When the offensive profile isn’t statistically strong – and it’s been pretty bad for most of his tenure at Tennessee – Barnes’ teams tend to get dragged into the muck and struggle. In a tournament where opponents have time to prepare and premium coaches can use the lengthy timeouts to make mid-game adjustments, Barnes’ teams simply become more vulnerable to upsets than the average top-four seed.
There’s reason to once again be concerned about Tennessee’s offense. The Vols were tracking toward a No. 1 seed this year until losing at home to Kentucky in the final game of the regular season and then getting blown out, 73-56, in a rather lifeless SEC Tournament performance against Mississippi State.
Tennessee will enter the NCAAs with the 28th-ranked offense, according to KenPom – once again, very much in the upset zone.
"I’m concerned," Barnes said after the Mississippi State game. "I don't know if I'd say 'worried,' but I'm always concerned about where we are, our mindset, what we're thinking."
The numbers and the track record suggest Tennessee won’t score enough to make a Final Four breakthrough. But don’t dismiss the possibility Knecht can put the Vols on his back for four games.
A year ago, 247 Sports ranked Knecht as the nation’s 13th-best transfer coming out of Northern Colorado, which meant he was projected to make an impact but not necessarily be transformational. Instead, Knecht has put together one of the great out-of-nowhere seasons in recent memory, averaging 21.1 points on 46.5 percent overall shooting and a tick under 40 percent from the 3-point line.
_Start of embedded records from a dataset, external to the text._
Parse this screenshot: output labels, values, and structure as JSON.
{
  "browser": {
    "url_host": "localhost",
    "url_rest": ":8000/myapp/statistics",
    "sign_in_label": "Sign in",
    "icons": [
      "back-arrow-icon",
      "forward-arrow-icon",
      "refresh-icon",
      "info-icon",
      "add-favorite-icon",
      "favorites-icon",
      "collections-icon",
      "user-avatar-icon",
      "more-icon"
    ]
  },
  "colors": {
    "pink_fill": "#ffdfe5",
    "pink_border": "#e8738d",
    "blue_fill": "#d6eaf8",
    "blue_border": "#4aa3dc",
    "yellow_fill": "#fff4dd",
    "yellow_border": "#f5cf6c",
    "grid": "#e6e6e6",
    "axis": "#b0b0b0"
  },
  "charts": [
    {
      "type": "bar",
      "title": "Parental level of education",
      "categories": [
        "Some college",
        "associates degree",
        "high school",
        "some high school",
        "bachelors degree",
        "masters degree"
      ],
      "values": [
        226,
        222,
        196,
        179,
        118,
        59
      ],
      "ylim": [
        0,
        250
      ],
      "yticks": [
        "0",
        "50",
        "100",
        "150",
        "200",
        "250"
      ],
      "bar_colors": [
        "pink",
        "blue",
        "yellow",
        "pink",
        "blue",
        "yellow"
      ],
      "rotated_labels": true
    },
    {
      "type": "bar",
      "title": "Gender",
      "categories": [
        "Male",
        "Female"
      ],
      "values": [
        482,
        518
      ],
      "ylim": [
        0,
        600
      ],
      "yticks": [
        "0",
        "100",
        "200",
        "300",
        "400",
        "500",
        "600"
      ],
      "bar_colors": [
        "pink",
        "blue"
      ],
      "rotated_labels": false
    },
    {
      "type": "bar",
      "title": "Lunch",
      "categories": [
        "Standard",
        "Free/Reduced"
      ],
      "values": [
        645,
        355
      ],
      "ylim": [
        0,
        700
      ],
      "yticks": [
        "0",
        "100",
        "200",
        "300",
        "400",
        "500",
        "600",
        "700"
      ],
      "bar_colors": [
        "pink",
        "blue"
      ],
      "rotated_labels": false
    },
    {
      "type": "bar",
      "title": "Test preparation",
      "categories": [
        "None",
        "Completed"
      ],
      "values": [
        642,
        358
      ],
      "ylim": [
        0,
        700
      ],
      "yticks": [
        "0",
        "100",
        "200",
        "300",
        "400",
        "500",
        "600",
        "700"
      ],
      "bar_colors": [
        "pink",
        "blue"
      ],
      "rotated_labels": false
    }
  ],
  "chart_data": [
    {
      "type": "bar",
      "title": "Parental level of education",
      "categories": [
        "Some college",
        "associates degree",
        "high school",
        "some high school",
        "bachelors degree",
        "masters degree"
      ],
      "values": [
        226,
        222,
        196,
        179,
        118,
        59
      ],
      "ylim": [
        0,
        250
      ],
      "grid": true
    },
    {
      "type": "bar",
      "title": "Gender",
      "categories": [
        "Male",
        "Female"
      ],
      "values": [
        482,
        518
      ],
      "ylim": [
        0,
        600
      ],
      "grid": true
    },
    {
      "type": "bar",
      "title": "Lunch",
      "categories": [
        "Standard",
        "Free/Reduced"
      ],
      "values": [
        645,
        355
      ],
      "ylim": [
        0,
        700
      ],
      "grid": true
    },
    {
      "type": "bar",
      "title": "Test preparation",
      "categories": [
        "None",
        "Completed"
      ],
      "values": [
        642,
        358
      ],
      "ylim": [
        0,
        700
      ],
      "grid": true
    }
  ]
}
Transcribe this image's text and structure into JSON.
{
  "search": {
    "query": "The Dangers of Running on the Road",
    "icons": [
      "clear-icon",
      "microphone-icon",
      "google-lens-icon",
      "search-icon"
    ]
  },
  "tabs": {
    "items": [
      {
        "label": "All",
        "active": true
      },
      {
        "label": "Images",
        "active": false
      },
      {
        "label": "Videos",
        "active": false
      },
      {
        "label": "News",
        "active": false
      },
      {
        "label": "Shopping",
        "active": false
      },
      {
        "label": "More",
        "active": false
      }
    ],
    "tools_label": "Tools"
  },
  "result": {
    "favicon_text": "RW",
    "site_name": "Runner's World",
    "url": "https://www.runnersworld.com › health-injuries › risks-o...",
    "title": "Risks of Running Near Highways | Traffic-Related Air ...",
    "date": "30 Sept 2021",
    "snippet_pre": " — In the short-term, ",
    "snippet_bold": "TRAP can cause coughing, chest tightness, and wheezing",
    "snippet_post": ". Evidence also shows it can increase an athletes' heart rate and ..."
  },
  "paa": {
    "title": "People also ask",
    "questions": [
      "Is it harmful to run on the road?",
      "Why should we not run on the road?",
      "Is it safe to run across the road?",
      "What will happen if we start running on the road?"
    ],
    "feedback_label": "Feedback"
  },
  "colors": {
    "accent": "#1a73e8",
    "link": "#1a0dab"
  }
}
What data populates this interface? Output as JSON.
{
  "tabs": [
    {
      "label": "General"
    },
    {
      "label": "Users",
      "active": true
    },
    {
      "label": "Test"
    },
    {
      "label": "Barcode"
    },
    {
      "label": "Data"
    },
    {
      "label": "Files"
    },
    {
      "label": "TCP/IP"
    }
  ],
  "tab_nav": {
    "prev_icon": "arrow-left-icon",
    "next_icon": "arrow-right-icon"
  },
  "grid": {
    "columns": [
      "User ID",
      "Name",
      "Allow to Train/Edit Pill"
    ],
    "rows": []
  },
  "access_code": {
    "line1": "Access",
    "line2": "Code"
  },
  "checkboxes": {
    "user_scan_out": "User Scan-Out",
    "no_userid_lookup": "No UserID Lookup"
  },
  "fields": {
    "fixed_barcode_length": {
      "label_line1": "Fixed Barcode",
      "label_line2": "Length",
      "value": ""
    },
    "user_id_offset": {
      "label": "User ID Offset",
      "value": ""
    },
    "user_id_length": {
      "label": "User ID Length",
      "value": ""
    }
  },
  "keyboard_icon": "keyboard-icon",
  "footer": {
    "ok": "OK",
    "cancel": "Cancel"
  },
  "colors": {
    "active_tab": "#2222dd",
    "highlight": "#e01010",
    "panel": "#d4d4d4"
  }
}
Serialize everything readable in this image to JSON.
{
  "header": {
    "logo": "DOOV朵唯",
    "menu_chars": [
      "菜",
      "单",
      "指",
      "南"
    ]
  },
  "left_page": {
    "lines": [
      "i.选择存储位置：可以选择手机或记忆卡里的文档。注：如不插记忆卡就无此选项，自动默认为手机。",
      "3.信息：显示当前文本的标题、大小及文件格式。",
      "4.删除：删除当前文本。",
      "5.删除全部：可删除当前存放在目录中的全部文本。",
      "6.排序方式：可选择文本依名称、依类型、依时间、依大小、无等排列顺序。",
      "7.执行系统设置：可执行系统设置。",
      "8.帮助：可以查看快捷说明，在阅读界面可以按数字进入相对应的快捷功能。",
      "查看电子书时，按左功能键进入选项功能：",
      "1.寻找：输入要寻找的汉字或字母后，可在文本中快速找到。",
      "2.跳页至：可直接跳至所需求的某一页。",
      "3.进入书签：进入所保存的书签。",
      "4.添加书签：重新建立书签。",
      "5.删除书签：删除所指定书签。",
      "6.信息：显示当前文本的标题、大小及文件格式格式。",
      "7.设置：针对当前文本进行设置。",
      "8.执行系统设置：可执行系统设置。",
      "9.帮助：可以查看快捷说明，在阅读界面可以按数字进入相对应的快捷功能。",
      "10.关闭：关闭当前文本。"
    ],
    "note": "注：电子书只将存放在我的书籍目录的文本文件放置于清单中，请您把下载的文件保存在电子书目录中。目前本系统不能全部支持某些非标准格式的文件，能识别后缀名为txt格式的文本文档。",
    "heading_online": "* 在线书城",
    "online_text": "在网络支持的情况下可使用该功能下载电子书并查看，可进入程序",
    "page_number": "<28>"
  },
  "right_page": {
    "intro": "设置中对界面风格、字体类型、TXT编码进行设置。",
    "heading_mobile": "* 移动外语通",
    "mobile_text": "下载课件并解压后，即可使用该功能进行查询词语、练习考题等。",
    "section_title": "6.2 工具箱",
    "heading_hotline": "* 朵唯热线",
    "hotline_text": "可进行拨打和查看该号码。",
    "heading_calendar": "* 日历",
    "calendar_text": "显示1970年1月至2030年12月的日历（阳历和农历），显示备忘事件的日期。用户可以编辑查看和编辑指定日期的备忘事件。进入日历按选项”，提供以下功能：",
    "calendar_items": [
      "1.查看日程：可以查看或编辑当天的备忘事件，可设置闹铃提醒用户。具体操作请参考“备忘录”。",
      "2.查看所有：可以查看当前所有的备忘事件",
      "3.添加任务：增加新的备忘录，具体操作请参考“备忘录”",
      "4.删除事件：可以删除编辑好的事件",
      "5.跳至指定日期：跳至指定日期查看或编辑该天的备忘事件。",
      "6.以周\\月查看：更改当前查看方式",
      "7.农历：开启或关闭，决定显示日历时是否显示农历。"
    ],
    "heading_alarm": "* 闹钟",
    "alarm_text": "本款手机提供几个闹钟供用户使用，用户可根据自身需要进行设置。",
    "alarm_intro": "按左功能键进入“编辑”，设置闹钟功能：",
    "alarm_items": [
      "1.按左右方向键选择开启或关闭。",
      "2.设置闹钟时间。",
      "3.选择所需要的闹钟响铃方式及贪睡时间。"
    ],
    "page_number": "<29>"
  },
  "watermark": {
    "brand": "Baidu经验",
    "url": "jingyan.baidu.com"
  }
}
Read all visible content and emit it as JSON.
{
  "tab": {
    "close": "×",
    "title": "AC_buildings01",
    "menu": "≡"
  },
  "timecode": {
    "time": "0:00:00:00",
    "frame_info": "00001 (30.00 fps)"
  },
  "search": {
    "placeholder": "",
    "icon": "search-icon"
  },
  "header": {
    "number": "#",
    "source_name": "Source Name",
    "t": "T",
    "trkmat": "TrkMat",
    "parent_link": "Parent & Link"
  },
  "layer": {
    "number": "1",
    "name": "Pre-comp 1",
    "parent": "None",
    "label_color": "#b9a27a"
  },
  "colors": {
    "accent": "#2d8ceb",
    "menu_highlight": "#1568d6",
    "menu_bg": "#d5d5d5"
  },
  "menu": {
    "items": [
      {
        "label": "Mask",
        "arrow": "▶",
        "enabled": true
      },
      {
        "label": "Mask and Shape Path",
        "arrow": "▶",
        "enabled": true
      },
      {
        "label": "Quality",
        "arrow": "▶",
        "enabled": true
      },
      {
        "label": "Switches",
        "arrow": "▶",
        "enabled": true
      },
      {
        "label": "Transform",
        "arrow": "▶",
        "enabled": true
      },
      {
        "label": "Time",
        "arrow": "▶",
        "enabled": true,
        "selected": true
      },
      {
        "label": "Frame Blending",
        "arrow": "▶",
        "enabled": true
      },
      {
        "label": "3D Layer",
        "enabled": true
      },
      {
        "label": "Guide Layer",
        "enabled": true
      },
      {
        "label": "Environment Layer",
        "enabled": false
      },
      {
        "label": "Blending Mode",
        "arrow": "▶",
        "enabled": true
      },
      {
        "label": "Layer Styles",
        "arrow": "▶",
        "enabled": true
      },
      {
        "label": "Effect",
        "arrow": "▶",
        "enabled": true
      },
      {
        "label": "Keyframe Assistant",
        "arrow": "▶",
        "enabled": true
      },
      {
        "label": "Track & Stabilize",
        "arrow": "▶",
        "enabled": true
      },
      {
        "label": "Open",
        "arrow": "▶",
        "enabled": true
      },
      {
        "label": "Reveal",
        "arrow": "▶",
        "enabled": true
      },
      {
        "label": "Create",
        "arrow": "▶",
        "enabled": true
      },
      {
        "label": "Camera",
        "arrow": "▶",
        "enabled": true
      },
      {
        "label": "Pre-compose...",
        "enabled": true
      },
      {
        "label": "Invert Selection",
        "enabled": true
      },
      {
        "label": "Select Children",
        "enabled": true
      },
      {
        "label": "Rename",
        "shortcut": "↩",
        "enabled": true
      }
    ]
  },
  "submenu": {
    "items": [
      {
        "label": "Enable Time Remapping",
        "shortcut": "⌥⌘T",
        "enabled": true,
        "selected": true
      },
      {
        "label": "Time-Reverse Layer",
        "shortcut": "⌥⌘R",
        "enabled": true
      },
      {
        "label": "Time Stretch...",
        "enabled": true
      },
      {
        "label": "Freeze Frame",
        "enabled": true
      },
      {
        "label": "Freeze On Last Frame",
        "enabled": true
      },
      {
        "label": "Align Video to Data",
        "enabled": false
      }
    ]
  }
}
At 6-foot-6, Knecht can get shots off against physical defenders. He has deep range. He’s aggressive going to the rim, averaging 5.7 free-throw attempts. He’s had 39- and 40-point games just in the last 2 ½ weeks. He’s an individual scoring machine who doesn’t need great offense to help him get makeable looks.
He’s exactly the kind of player Barnes hasn’t had enough of to pull the Vols out of the mud they usually find themselves in during tournament games. And he could explode into one of this month’s big breakout stars – if his team hangs around long enough.
For Tennessee, another early exit would be predictable given its mediocre offense and late-season struggles. But the potential for Knecht to transcend Barnes’ terrible March history gives the Vols a once-in-a-generation chance to reach a Final Four.